Back in Neligh, people tied green ribbons on trees, light poles and mailboxes, and stuck placards in their yards with her picture.
The boys of the Valentine High School basketball team, which Levi Loofe coaches, afixed green ribbons to their shoes. Their opponents at O'Neill wore green warm-up gear to show they cared, he said.
"I'm a teacher and a coach, and it almost felt like all the moms of the boys that I coach started to treat me as one of their own," Levi Loofe said.
After investigators found her remains Dec. 4, more than 100 people — some who knew Sydney, and many who didn't — gathered for a candlelight vigil at Lincoln's Sunken Gardens.
At her packed memorial service Dec. 11, friends and relatives presented the Loofe family with angel statuettes, which are now on display in the family home.
Her coworkers at Menards raised money to buy a plaque for a bench at Henry Doorly Zoo, one of Sydney's favorite places. Money given to the family in her memory purchased two more bench plaques at the zoo.
In May, the Ponca Tribe of Nebraska built and dedicated a bench looking out on the Elkhorn River to honor Sydney at Neligh's Riverside Park. The tribe's chairman told the Antelope County News the tribe wanted to recognize her and her memory and reciprocate the efforts of Neligh to care for the grave of a Ponca girl who died there while on the Trail of Tears 141 years ago.Â
The Omaha-based Set Me Free Project, which fights human trafficking and promotes social media safety, created a $3,000 scholarship in Loofe's name for a Nebraska high school student seeking to study criminal justice, social work or cybersafety after graduation.
Seemingly everyone who knows the family has showered the Loofes with prayers and kind, uplifting words, Susie Loofe said.

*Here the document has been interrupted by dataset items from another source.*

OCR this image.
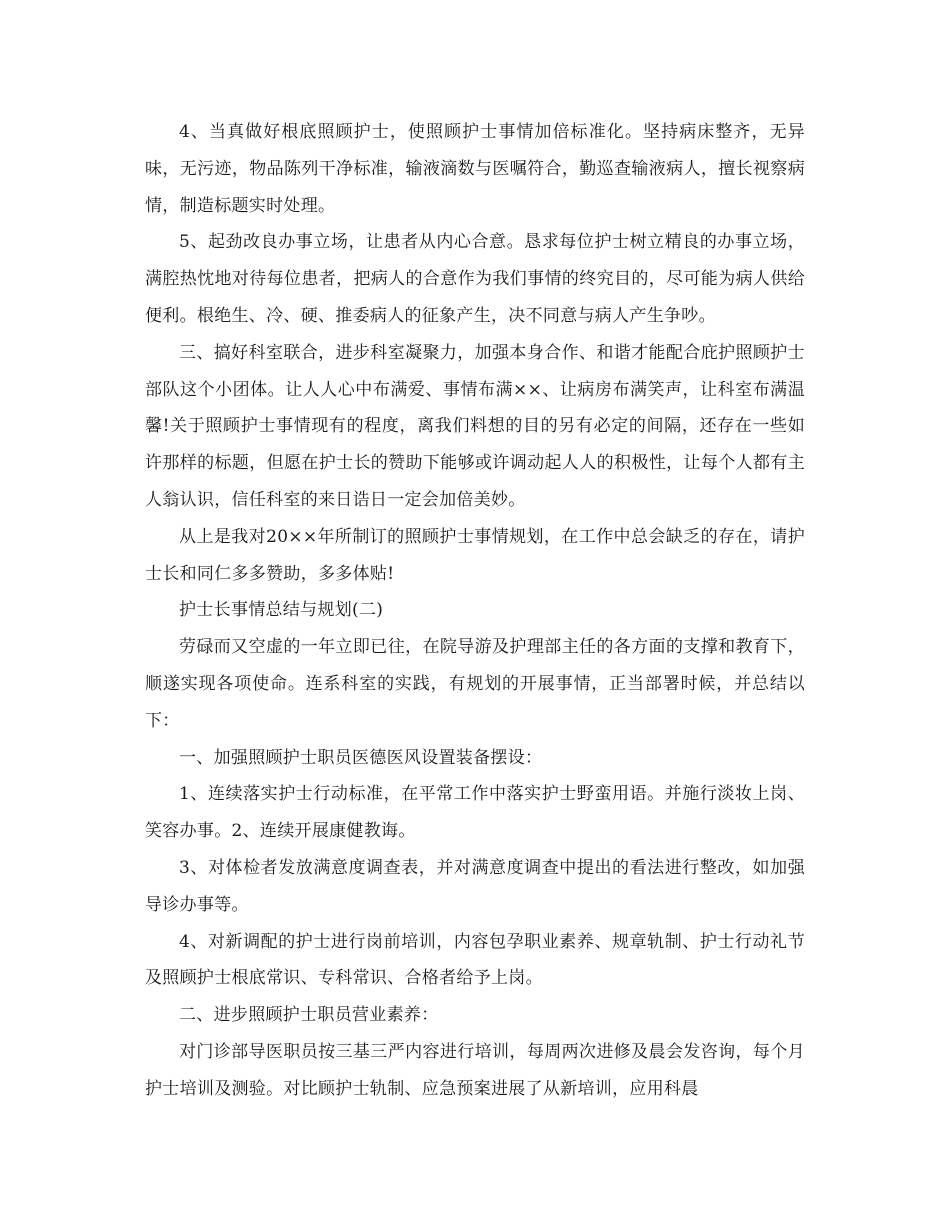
4、当真做好根底照顾护士，使照顾护士事情加倍标准化。坚持病床整齐，无异味，无污迹，物品陈列干净标准，输液滴数与医嘱符合，勤巡查输液病人，擅长视察病情，制造标题实时处理。

5、起劲改良办事立场，让患者从内心合意。恳求每位护士树立精良的办事立场，满腔热忱地对待每位患者，把病人的合意作为我们事情的终究目的，尽可能为病人供给便利。根绝生、冷、硬、推委病人的征象产生，决不同意与病人产生争吵。

三、搞好科室联合，进步科室凝聚力，加强本身合作、和谐才能配合庇护照顾护士部队这个小团体。让人人心中布满爱、事情布满××、让病房布满笑声，让科室布满温馨!关于照顾护士事情现有的程度，离我们料想的目的另有必定的间隔，还存在一些如许那样的标题，但愿在护士长的赞助下能够或许调动起人人的积极性，让每个人都有主人翁认识，信任科室的来日诰日一定会加倍美妙。

从上是我对20××年所制订的照顾护士事情规划，在工作中总会缺乏的存在，请护士长和同仁多多赞助，多多体贴!

护士长事情总结与规划(二)

劳碌而又空虚的一年立即已往，在院导游及护理部主任的各方面的支撑和教育下，顺遂实现各项使命。连系科室的实践，有规划的开展事情，正当部署时候，并总结以下：

一、加强照顾护士职员医德医风设置装备摆设：

1、连续落实护士行动标准，在平常工作中落实护士野蛮用语。并施行淡妆上岗、笑容办事。2、连续开展康健教诲。

3、对体检者发放满意度调查表，并对满意度调查中提出的看法进行整改，如加强导诊办事等。

4、对新调配的护士进行岗前培训，内容包孕职业素养、规章轨制、护士行动礼节及照顾护士根底常识、专科常识、合格者给予上岗。

二、进步照顾护士职员营业素养：

对门诊部导医职员按三基三严内容进行培训，每周两次进修及晨会发咨询，每个月护士培训及测验。对比顾护士轨制、应急预案进展了从新培训，应用科晨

So have complete strangers.
"Without the love and support that we've received throughout the past year, I'm sure we would have never made it," Susie Loofe said.
In June, the Nebraska Attorney General's Office charged Boswell and the man who has described himself as Boswell's boyfriend, Aubrey Trail, with first-degree murder and unlawful disposal of human remains in Sydney Loofe's death. Prosecutors are seeking the death penalty against both.
The charges followed public confessions by Trail in February that he caused Sydney's death, which he claims was an accident.
For the Loofe family, the year has been agonizing, heart-rending and filled with tears.
George Loofe — who was honored in early 2018 as the Nebraska Rural Community School Association's principal of the year — retired from his job when school ended in the spring.
"The last year taught me that all of the things I tried to fix or take care of at work were petty compared to losing my child," he said. "I no longer wanted to deal with other people's problems."
MacKenzie Loofe has grappled with how to live without her confidante — "the one person I could go to for anything, someone who was always there for me."
In his answer to the Journal Star's questions, Levi Loofe said he felt uncomfortable even responding following the worst year of his life.
"Every memory that comes up is good," her brother said. "But there's always a tint of sadness that I'm not sure will ever detach itself from my memories of her."
Still, he hopes people will remember his sister's smile. And their mother clings to the sound of Sydney's laugh, a cackle that usually ended with her coughing uncontrollably and made everybody else laugh, too. Susie Loofe hopes she can continue remembering it.Â
She wants other parents to heed the cliches in today's world, she said:
"Please love your children. Pray for them every day. Take every opportunity to spend time with them. Live every moment as if it were your last."